"Prête moi ta plume"

il y a
1 min
53
lectures
1
Mon Dieu , ô , combien j'exulte à devenir cartésienne .
Ne plus croire que je déjante ,
Parce que je ressens ta présence qui me hante .
Mon Dieu , ô , combien j'aspire à ne plus avoir cette si soudaine peine...

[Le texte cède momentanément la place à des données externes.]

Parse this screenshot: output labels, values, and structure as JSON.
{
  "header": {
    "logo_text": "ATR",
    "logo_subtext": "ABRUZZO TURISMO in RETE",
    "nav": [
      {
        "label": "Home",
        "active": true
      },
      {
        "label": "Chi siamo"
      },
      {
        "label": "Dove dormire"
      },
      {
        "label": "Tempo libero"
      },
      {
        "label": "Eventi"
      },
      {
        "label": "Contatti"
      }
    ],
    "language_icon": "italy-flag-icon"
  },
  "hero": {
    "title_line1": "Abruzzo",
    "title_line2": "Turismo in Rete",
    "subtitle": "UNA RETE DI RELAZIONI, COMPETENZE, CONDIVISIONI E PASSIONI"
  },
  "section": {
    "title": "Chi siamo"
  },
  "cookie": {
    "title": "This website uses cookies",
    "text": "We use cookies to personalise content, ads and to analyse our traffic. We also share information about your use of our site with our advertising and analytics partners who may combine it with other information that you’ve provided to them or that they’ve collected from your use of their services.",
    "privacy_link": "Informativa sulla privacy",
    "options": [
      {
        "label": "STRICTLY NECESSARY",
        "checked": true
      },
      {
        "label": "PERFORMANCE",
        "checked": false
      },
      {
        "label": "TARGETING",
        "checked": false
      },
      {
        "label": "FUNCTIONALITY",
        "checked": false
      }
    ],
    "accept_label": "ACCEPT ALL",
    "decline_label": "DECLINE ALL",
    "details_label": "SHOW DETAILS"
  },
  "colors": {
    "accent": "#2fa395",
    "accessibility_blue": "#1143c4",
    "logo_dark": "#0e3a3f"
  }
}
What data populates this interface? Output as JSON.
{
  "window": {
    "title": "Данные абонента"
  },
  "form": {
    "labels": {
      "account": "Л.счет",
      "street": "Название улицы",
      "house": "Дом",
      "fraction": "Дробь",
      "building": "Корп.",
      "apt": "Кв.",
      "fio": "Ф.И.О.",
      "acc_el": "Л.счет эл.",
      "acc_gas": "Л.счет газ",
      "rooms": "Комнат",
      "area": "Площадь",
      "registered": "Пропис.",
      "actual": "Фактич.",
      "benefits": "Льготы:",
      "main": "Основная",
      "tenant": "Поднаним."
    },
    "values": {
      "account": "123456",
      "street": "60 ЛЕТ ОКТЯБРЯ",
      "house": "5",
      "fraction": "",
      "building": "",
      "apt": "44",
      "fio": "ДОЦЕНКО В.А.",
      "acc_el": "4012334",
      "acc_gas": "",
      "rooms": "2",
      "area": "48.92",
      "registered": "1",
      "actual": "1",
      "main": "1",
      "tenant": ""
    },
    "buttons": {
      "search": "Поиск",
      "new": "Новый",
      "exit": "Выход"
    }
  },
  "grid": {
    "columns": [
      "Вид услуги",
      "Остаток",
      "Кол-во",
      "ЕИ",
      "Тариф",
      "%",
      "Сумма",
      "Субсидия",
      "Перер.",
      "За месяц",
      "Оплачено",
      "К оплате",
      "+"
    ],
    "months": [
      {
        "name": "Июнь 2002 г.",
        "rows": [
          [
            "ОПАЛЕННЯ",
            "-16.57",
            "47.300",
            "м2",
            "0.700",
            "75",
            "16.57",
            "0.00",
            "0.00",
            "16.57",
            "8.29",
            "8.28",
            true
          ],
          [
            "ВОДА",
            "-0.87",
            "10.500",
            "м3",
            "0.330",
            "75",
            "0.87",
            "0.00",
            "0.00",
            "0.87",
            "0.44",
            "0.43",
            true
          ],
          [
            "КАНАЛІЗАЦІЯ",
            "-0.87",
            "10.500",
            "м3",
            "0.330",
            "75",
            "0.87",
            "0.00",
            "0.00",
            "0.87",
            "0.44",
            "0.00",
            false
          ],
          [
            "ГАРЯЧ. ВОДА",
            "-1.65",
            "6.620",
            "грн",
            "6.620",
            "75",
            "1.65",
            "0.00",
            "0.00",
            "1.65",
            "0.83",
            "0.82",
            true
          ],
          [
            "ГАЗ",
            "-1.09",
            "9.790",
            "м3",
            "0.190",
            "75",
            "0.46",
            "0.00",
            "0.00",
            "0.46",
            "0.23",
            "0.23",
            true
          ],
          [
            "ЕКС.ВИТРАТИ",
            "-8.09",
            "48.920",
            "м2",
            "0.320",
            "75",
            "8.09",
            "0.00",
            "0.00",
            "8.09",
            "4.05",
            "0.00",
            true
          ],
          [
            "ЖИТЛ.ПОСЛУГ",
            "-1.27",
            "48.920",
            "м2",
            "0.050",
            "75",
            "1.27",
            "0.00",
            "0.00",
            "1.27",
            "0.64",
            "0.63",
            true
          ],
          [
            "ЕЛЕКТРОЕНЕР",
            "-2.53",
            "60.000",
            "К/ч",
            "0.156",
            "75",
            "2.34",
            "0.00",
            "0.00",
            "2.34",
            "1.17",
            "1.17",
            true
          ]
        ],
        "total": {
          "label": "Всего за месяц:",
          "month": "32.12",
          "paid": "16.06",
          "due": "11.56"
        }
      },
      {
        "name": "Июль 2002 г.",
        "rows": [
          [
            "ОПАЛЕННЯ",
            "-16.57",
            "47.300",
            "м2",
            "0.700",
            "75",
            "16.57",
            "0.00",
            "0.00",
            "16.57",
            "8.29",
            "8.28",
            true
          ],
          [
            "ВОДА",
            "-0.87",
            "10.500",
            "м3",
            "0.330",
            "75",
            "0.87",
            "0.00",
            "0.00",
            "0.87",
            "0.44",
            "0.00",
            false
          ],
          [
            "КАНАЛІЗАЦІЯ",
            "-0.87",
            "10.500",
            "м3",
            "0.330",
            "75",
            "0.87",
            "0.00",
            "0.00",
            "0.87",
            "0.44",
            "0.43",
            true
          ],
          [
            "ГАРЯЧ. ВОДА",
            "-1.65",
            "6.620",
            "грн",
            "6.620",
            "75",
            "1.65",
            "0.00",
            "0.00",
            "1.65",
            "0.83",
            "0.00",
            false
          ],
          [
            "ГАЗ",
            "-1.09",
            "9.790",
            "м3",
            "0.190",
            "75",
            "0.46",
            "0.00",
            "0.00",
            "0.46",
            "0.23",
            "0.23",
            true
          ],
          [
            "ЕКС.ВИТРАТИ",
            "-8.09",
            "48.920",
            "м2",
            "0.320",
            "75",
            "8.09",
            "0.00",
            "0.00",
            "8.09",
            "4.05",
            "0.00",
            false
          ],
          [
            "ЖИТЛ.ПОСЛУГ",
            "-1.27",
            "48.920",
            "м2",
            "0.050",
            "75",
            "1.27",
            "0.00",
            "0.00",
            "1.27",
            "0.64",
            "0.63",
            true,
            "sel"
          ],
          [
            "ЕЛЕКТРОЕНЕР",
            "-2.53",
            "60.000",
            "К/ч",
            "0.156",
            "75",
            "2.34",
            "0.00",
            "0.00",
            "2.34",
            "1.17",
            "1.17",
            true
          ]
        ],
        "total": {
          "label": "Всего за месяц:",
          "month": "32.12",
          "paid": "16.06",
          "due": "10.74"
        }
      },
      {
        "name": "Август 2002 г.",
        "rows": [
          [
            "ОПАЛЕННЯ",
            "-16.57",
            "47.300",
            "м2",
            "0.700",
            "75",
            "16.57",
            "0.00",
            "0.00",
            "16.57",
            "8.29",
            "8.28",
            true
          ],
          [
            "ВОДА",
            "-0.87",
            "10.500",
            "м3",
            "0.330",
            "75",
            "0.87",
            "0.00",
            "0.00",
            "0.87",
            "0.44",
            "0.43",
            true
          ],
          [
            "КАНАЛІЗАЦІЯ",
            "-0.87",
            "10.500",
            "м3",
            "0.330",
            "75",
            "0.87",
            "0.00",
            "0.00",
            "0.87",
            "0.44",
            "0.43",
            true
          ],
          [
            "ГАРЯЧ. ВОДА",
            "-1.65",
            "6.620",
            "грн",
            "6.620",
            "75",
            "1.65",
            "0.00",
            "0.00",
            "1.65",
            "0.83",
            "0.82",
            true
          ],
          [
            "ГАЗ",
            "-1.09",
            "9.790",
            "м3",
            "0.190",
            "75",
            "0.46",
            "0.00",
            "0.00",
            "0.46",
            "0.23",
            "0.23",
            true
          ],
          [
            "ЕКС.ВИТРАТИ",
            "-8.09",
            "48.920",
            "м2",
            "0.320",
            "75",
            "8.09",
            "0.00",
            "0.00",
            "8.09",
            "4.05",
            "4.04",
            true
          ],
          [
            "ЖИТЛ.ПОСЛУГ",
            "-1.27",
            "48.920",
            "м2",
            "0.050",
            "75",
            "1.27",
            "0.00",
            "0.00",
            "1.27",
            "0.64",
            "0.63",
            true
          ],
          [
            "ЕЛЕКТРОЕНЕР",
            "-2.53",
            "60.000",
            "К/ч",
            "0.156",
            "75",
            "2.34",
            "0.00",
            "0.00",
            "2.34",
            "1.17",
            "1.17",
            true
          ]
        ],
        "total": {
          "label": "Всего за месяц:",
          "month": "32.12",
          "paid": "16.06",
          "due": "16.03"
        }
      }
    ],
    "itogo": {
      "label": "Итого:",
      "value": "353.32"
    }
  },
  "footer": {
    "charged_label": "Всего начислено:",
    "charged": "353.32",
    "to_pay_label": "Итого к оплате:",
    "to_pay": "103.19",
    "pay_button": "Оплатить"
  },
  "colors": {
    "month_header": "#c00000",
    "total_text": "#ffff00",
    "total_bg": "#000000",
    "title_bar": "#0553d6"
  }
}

Ton image sur ce miroir reflète la mienne à tes côtés .
Parfois , je suis nue . Je me tiens dans le plus difficile appareil .
Je me surprend à tenir de bout de papier glacé entre mes doigts trempés ,
Et , m’efforce à ce que vienne à toi l'éveil .

La puissance du dragon demeure en sa raison ,
C'est si facile de brûler , de ton haleine , ces quelques brindilles ,
Qui s'allongent , grandissant les incompréhensibles raisons ,
Qui t'ont poussé à copuler avec cette aiguille de fille !!!


Mes glandes lacrymales tournent sur leurs orbites
Sans jamais mettre à l'air ce satané petit trou
Qui déverserait une hémoglobine illicite
Qui me parviendrait jusqu'à vivre à genoux .

Je ne t'ai pas vu , m'aider à m'aimer .
Je ne t'ai pas vu , vouloir me renvoyer .
J'ai voulu tout à coup vivre au delà de la vie
Pour voir que même l'âme y périt .

Les anges ne sont ni blancs , ni pourvus d'ailes .
Ce sont des êtres qui ne s'abritent d'aucun vent .
Ils perpétuent sur les vivants ce charisme immortel ,
Qui , dans le souvenir , s'ancre , pour le temps d'une vie , d'un instant...

Lorsqu'on connaît la vraie valeur du sang ,
Il arrive que l'on soit confronté a des ignorants.
Je sais qu'avant de mourir , tu as subi une satanée métamorphose ,
Que j'essaie à présent , de rendre avec de folles proses .



Ma chandelle , Pierrot , n'est miraculeusement pas morte .
Elle est bien là , vivante et vibrante à l'infini .
Elle brûle , incandescente par le souffle du dragon encore en vie
Et sa mèche fine , renaît d'un endroit caché , ou il n'y a plus de portes .



1
1

Un petit mot pour l'auteur ? 0 commentaire

Bienséance et bienveillance pour mot d'encouragement, avis avisé, ou critique fine. Lisez la charte !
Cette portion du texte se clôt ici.